The public didn't buy it. Li did not even bother to go to the platform to check where her money went, after she had learned that only those who donated at least 100,000 yuan (US$15,550) could find their names.

'Please give us time'

"How could the Red Cross set such a bar for searching individual donations? About 95 percent of the donations are below 100,000 yuan," said Cheng Gang, president of the China Foundation Center.

He also criticized the society for offering too little information about how donations are spent.

"Now people can look on the platform for how much a person donated and when, but what's the meaning of it? The public cares most about to which projects their money has gone, what the details of the projects are, and whether their benefits have been evaluated."

To similar challenges brought by other experts, the society responded in its statement, "We will expand the scope of inquiries, make the items of inquiry more specific, and keep the public truly informed about how their money is spent and about the latest progress of our projects. During the process, please give us more time."

Cheng suggested that the Red Cross set a timetable and tell the public clearly what progress to expect each month. Statistics on the platform also need to be updated daily.
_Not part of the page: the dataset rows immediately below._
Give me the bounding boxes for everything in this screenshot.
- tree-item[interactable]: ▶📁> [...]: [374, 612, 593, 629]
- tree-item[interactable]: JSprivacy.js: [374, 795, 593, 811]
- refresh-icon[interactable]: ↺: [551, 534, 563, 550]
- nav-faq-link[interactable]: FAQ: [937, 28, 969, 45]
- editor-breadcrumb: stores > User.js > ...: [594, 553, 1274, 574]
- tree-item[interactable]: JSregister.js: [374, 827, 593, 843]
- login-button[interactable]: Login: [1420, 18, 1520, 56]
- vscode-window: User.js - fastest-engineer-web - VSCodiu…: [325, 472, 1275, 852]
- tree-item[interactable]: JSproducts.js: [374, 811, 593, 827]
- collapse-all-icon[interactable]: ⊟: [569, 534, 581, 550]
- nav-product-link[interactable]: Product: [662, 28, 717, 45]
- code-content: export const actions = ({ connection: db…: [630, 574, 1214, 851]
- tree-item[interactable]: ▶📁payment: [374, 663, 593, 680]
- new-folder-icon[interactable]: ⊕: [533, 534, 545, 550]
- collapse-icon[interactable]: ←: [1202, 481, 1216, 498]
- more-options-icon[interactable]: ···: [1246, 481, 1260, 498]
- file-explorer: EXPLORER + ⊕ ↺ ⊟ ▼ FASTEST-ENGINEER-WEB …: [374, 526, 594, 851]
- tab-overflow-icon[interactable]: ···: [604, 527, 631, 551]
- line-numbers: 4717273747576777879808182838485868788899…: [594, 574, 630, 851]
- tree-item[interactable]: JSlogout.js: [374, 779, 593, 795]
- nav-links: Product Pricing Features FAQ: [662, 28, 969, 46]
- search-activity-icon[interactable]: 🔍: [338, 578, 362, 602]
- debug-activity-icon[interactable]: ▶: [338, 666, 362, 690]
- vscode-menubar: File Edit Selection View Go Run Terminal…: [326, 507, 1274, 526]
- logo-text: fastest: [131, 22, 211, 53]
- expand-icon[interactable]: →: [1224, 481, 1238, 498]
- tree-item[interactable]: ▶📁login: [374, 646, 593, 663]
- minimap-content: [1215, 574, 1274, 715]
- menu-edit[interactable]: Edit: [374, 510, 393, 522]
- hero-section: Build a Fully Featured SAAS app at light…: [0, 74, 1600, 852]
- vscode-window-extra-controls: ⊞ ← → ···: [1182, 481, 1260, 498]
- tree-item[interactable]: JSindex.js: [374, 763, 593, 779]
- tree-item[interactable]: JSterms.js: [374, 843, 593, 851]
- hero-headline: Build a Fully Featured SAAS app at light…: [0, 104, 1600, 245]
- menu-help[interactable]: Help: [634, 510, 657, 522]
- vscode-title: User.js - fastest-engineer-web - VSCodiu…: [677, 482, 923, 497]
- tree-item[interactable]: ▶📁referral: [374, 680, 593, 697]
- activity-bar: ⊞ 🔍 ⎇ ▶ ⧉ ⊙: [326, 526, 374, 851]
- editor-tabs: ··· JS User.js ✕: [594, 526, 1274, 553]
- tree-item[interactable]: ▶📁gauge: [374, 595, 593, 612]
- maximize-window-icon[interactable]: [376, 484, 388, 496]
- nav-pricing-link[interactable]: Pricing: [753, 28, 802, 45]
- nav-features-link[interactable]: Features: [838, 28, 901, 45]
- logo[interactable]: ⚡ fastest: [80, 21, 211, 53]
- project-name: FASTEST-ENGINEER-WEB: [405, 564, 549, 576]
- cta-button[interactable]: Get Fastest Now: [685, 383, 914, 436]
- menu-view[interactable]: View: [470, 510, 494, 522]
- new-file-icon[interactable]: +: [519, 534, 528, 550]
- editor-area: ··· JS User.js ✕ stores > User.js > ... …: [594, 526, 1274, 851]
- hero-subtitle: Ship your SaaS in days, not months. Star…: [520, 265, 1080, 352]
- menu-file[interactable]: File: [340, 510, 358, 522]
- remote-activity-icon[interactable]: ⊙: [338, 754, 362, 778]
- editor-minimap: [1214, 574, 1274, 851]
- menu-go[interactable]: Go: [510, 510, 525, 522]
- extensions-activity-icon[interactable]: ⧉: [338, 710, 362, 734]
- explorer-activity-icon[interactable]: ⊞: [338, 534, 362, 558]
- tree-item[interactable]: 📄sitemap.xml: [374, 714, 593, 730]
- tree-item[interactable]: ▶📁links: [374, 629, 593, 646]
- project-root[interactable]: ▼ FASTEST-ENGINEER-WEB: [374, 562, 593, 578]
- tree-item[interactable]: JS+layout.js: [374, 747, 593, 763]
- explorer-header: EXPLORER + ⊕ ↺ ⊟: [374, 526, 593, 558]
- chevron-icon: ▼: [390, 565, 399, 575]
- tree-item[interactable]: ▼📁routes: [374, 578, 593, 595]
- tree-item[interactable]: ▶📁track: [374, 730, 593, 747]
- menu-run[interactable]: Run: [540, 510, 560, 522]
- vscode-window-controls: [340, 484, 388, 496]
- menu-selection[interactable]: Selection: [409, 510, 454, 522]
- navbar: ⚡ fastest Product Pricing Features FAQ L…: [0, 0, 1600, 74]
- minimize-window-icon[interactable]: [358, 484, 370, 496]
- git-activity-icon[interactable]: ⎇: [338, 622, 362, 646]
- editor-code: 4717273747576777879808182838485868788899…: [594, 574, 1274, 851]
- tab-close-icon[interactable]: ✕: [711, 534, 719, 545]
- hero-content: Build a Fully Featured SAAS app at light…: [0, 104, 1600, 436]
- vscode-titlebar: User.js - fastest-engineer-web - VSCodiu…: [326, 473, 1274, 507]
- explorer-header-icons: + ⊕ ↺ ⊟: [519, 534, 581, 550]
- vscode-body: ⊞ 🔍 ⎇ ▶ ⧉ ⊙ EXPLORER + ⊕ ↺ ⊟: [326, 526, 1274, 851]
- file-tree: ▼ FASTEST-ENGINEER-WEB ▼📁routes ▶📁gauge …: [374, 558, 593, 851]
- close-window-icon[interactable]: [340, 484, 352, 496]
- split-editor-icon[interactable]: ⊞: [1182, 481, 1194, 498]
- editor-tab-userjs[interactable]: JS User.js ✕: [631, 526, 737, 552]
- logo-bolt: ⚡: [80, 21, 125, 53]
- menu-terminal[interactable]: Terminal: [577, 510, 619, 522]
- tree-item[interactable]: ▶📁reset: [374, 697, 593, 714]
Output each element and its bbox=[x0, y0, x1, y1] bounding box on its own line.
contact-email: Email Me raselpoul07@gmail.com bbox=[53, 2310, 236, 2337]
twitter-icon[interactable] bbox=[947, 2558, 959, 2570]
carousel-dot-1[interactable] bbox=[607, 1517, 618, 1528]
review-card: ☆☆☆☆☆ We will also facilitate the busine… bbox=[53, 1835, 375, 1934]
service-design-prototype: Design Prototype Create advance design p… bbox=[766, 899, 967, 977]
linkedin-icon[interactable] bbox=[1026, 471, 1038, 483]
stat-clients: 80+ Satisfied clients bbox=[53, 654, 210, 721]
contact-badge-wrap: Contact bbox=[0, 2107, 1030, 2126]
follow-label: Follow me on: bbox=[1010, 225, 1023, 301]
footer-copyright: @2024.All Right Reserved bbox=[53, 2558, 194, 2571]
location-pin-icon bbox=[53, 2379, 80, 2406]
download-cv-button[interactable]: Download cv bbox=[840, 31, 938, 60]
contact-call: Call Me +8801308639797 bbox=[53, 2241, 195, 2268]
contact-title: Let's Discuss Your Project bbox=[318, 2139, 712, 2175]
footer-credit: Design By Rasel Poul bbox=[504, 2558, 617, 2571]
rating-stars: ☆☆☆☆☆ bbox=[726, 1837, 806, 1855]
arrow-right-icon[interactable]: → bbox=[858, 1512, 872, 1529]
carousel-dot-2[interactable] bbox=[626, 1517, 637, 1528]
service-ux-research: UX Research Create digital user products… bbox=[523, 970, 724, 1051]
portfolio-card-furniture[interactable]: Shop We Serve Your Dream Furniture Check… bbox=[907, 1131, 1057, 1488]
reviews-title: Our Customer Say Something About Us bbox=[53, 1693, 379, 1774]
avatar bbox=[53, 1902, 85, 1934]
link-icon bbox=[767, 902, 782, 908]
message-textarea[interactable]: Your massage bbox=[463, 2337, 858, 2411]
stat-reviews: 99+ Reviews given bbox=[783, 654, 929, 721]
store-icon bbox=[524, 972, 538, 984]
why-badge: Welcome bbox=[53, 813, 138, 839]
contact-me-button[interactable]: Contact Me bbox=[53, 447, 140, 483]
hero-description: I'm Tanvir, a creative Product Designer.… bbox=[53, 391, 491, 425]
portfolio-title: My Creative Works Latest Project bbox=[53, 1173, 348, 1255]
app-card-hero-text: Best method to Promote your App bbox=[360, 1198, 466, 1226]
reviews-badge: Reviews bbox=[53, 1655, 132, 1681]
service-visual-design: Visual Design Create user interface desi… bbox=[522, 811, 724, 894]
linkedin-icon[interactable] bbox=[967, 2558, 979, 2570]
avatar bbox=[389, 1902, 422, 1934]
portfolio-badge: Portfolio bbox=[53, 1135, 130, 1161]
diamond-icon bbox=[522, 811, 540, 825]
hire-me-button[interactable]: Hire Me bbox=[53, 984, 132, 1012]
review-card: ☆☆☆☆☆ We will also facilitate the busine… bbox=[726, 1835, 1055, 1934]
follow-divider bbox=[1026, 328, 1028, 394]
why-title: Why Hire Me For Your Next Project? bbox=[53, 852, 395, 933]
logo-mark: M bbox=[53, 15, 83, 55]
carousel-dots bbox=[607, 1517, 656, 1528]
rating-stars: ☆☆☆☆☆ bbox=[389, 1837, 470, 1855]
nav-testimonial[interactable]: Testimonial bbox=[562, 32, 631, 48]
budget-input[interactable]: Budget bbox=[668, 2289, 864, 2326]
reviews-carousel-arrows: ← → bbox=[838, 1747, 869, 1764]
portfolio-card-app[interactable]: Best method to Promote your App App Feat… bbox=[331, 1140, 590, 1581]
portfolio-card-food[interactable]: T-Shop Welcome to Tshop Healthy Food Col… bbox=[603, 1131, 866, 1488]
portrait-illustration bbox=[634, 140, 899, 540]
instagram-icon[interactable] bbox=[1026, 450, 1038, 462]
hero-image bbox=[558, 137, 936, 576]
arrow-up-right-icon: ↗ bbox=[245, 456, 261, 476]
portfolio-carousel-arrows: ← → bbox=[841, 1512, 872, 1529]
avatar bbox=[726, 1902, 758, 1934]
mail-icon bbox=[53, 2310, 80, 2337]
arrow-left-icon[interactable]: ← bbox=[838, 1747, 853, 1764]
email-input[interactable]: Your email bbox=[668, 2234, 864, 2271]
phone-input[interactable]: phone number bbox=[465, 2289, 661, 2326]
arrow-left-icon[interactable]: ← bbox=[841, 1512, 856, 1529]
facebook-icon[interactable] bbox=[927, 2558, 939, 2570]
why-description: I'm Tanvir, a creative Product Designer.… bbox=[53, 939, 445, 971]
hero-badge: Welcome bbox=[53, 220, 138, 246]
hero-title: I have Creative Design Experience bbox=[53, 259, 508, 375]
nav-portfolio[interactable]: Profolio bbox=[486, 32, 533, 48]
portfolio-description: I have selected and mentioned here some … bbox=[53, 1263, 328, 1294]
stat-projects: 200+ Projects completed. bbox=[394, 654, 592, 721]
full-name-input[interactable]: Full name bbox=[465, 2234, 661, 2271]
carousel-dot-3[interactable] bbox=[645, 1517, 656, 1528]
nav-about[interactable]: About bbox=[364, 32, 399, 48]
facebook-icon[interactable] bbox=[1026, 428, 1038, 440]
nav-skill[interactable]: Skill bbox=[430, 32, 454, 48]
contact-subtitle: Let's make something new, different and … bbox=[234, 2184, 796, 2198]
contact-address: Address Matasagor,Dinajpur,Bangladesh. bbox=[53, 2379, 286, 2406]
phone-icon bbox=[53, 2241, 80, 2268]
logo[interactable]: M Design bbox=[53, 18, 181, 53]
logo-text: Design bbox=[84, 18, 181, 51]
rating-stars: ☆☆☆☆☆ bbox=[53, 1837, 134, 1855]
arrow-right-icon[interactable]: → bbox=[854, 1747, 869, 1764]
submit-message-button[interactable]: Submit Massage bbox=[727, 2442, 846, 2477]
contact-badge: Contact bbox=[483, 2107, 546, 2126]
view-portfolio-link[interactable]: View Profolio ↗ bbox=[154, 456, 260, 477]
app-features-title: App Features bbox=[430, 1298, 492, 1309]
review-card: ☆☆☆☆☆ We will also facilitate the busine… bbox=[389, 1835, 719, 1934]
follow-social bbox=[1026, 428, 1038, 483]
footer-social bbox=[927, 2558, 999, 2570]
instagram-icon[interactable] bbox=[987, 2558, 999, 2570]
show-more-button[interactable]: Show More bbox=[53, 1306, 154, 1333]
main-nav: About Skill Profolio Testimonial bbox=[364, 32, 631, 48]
"The society should adopt a more open and tolerant attitude by inviting all capable organizations, such as the Big Four accounting firms and large international IT companies, to join the information-releasing project and find a solution together," he said. "In this way, the society still has a chance to rebuild its credibility."

Big picture, details

In China, public foundations and other charities have long been criticized as murky. Nine out of 10 people are unsatisfied with their information disclosure, according to a survey conducted by the China Charity & Donation Information Center. The survey collected responses from 988 people and 65 charity organizations.

"More than half of the respondents donate on a regular basis, but 90 percent said they have never heard any feedback from the charity organizations," reads the report, dated December 2010.

About 79 percent of donors want to know the organization's operational activities, and 73 percent want financial information. The public has a strong interest in getting a more complete picture of charities, the report concluded. They also want to know how donations are used and what results have been achieved.

"Today's charity industry is like the country's market economy in the 1990s. Practitioners are testing each step before taking it, and therefore imperfection exists," said Liu Youping, deputy director of the center.

Liu emphasized the costs and technology required for information disclosure. For example, the donations made to the Red Cross after the Wenchuan earthquake required 3 million data entries, and the Yushu earthquake donations more than 300,000.

"Information disclosure is an easy job for an organization with dozens of data entries, but it becomes quite complicated for one with millions of them."